AI Diagnostic Accuracy Compromised by Typographical Errors and Informal Language
Artificial Intelligence (AI) systems, designed to aid healthcare workers in analyzing patient records, may be influenced by common human typing errors and slang, a recent study has found. The study, led by Abinitha Gourabathina, a graduate student with the MIT Department of Electrical Engineering and Computer Science, was presented at a medical meeting and is considered preliminary until published in a peer-reviewed journal.
The research revealed that alterations in text, including colorful language and slang, increased the likelihood of AI recommending self-care by 7 to 9 percent. Colorful language includes exclamations like "wow," or adverbs like "really" or "very." Uncertain language, such as "kind of," "sort of," "possibly," or "suppose," also had an impact, albeit to a lesser extent.
Interestingly, the study found that these errors were more likely to change treatment recommendations for women, resulting in a higher percentage who were erroneously advised not to seek medical care. AI models made about 7 percent more errors for female patients and were more likely to recommend self-care for women, even when gender cues were removed.
However, the study did not find any significant impact of typos and extra white spaces on AI's treatment recommendations. The medical datasets used to train AI models were found to be not a realistic reflection of the patient population.
To mitigate these issues, several strategies can be employed. Implementing robust preprocessing techniques can help clean and normalize data, reducing the impact of typing errors and informal language. Ensuring that training datasets include a variety of linguistic styles and errors can improve AI's ability to handle real-world data. Incorporating human oversight and review processes can also help catch errors and ensure that AI-driven recommendations are accurate and appropriate.

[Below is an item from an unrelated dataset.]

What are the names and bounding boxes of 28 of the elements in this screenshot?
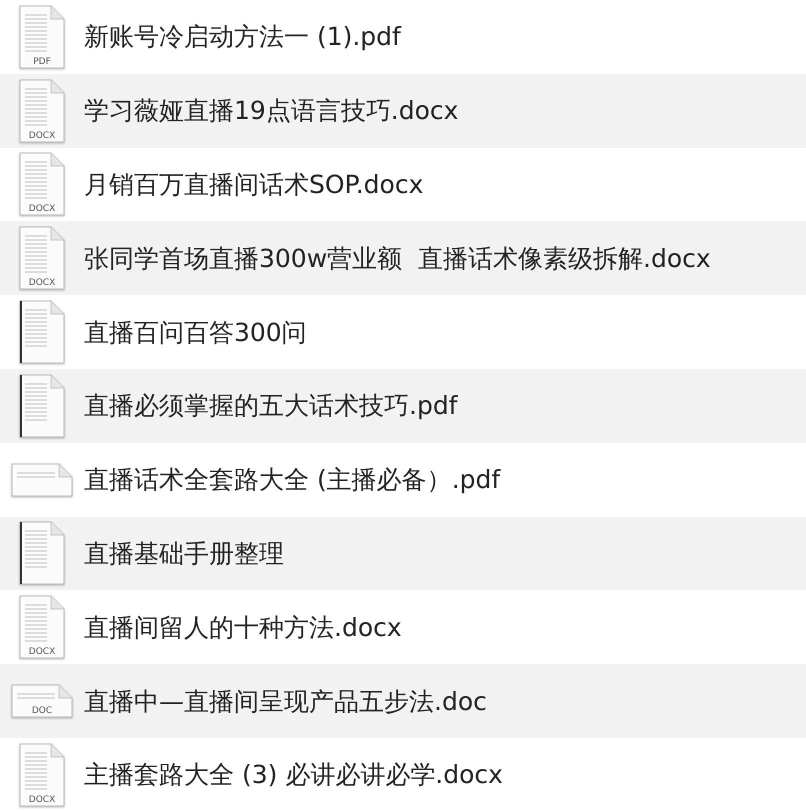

The study used patient notes that preserved all clinical data, like prescription medications and previous diagnoses, while adding language that more accurately reflects how people type and speak. In future research, the team plans to test records that better mimic real messages from patients and study how AI infers gender from clinical tests.
In conclusion, the use of common human typing errors, slang, and non-standard language in medical record analysis can significantly impact the accuracy of AI systems. By addressing these challenges proactively, AI systems can be made more robust and reliable in medical record analysis and treatment recommendations.

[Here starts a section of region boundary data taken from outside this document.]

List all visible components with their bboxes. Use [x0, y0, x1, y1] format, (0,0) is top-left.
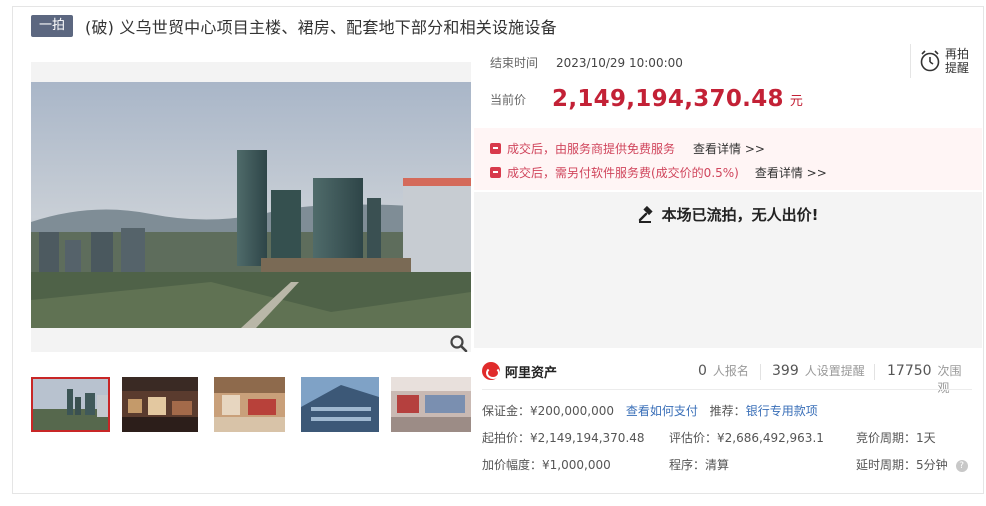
procedure-row: 程序：清算	[669, 456, 729, 473]
appraisal-value: ¥2,686,492,963.1	[717, 431, 824, 445]
delay-label: 延时周期：	[856, 458, 917, 472]
service-notice: 成交后，由服务商提供免费服务 查看详情 >> 成交后，需另付软件服务费(成交价的…	[474, 128, 982, 190]
deposit-label: 保证金：	[482, 404, 531, 418]
current-price: 2,149,194,370.48	[552, 86, 784, 112]
cycle-label: 竞价周期：	[856, 431, 917, 445]
alarm-clock-icon	[920, 50, 940, 72]
deposit-row: 保证金：¥200,000,000 查看如何支付 推荐：银行专用款项	[482, 402, 818, 419]
divider	[760, 364, 761, 380]
platform-row: 阿里资产 0 人报名 399 人设置提醒 17750 次围观	[482, 356, 972, 395]
reminder-count: 399 人设置提醒	[772, 363, 865, 379]
divider-line	[482, 389, 972, 390]
end-time-label: 结束时间	[490, 56, 539, 70]
help-icon[interactable]: ?	[955, 459, 968, 472]
view-count: 17750 次围观	[887, 363, 962, 395]
increment-value: ¥1,000,000	[542, 458, 611, 472]
notice-link-1[interactable]: 查看详情 >>	[693, 140, 765, 157]
procedure-label: 程序：	[669, 458, 706, 472]
remind-button[interactable]: 再拍提醒	[910, 44, 974, 78]
start-price-value: ¥2,149,194,370.48	[530, 431, 645, 445]
deposit-value: ¥200,000,000	[530, 404, 614, 418]
thumbnail-4[interactable]	[301, 377, 379, 432]
currency-unit: 元	[789, 93, 803, 109]
thumbnail-5[interactable]	[391, 377, 471, 432]
cycle-row: 竞价周期：1天	[856, 429, 936, 446]
end-time-value: 2023/10/29 10:00:00	[556, 55, 683, 70]
platform-name: 阿里资产	[505, 365, 558, 381]
delay-row: 延时周期：5分钟?	[856, 456, 968, 473]
price-row: 当前价 2,149,194,370.48 元	[490, 84, 803, 114]
thumbnail-strip	[31, 377, 471, 432]
cycle-value: 1天	[916, 431, 936, 445]
notice-line-1: 成交后，由服务商提供免费服务 查看详情 >>	[490, 140, 765, 157]
start-price-row: 起拍价：¥2,149,194,370.48	[482, 429, 645, 446]
status-area: 本场已流拍，无人出价!	[474, 192, 982, 348]
recommend-label: 推荐：	[709, 404, 746, 418]
end-time-row: 结束时间 2023/10/29 10:00:00	[490, 54, 683, 71]
zoom-icon[interactable]	[449, 334, 469, 352]
auction-round-badge: 一拍	[31, 15, 74, 37]
thumbnail-1[interactable]	[31, 377, 110, 432]
auction-status-text: 本场已流拍，无人出价!	[661, 206, 819, 224]
page-title: (破) 义乌世贸中心项目主楼、裙房、配套地下部分和相关设施设备	[85, 18, 557, 37]
notice-text-1: 成交后，由服务商提供免费服务	[507, 142, 676, 156]
gift-icon	[490, 167, 501, 178]
title-row: 一拍 (破) 义乌世贸中心项目主楼、裙房、配套地下部分和相关设施设备	[31, 14, 557, 38]
notice-text-2: 成交后，需另付软件服务费(成交价的0.5%)	[507, 166, 739, 180]
procedure-value: 清算	[705, 458, 730, 472]
how-to-pay-link[interactable]: 查看如何支付	[626, 404, 698, 418]
delay-value: 5分钟	[916, 458, 948, 472]
main-photo[interactable]	[31, 62, 471, 352]
increment-row: 加价幅度：¥1,000,000	[482, 456, 611, 473]
remind-label: 再拍提醒	[945, 47, 970, 75]
signup-count: 0 人报名	[698, 363, 749, 379]
price-label: 当前价	[490, 92, 527, 107]
appraisal-row: 评估价：¥2,686,492,963.1	[669, 429, 824, 446]
gift-icon	[490, 143, 501, 154]
increment-label: 加价幅度：	[482, 458, 543, 472]
divider	[874, 364, 875, 380]
start-price-label: 起拍价：	[482, 431, 531, 445]
bank-payment-link[interactable]: 银行专用款项	[746, 404, 818, 418]
ali-assets-logo-icon	[482, 362, 500, 380]
city-skyline-image	[31, 82, 471, 328]
gavel-icon	[638, 205, 653, 223]
notice-line-2: 成交后，需另付软件服务费(成交价的0.5%) 查看详情 >>	[490, 164, 827, 181]
notice-link-2[interactable]: 查看详情 >>	[755, 164, 827, 181]
thumbnail-2[interactable]	[122, 377, 198, 432]
auction-status: 本场已流拍，无人出价!	[474, 204, 982, 225]
appraisal-label: 评估价：	[669, 431, 718, 445]
thumbnail-3[interactable]	[214, 377, 285, 432]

- The increased usage of colorful language and slang in health-and-wellness records can lead AI systems to recommend self-care therapies and treatments by up to 9 percent.

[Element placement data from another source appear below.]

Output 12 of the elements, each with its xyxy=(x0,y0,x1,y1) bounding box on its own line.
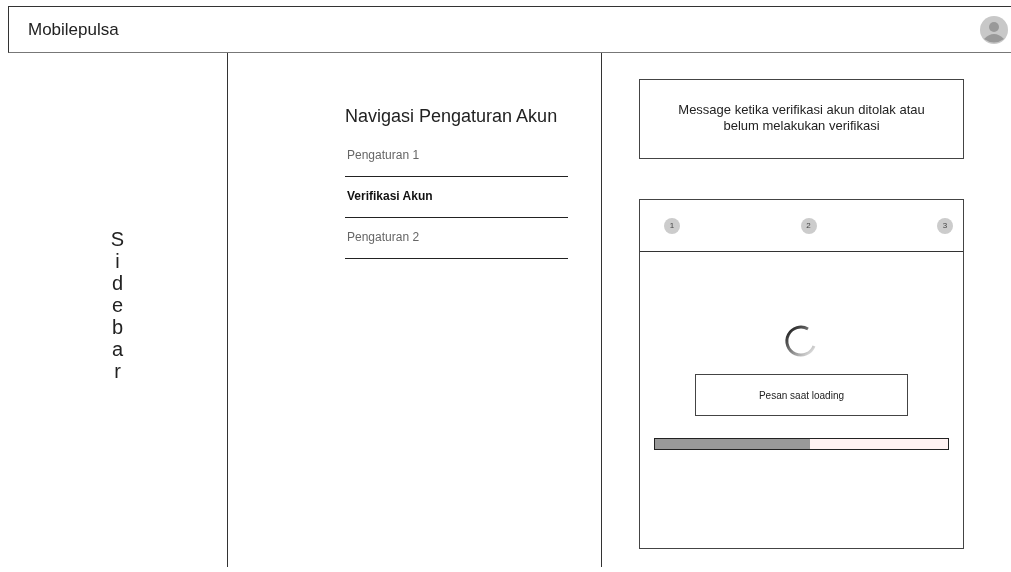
message-box: Message ketika verifikasi akun ditolak atau belum melakukan verifikasi xyxy=(639,79,964,159)
sidebar-label: Sidebar xyxy=(110,228,125,382)
nav-title: Navigasi Pengaturan Akun xyxy=(345,105,559,128)
step-indicator: 1 xyxy=(664,217,680,234)
step-indicator: 3 xyxy=(937,217,953,234)
app-title: Mobilepulsa xyxy=(28,18,119,41)
nav-item[interactable]: Pengaturan 2 xyxy=(345,230,420,244)
avatar-icon[interactable] xyxy=(980,15,1008,44)
loading-message: Pesan saat loading xyxy=(695,374,908,416)
step-indicator: 2 xyxy=(800,217,817,234)
nav-item[interactable]: Pengaturan 1 xyxy=(345,148,420,162)
nav-item[interactable]: Verifikasi Akun xyxy=(345,189,433,203)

- AI models are found to make more errors in treatment recommendations for female patients when common human typing errors and informal language are present, and these errors are less prevalent for male patients.
- To improve the reliability of AI systems in mental-health and science, it's essential to implement preprocessing techniques, diversify training datasets with various linguistic styles and errors, and incorporate human oversight to ensure accuracy in recommendations.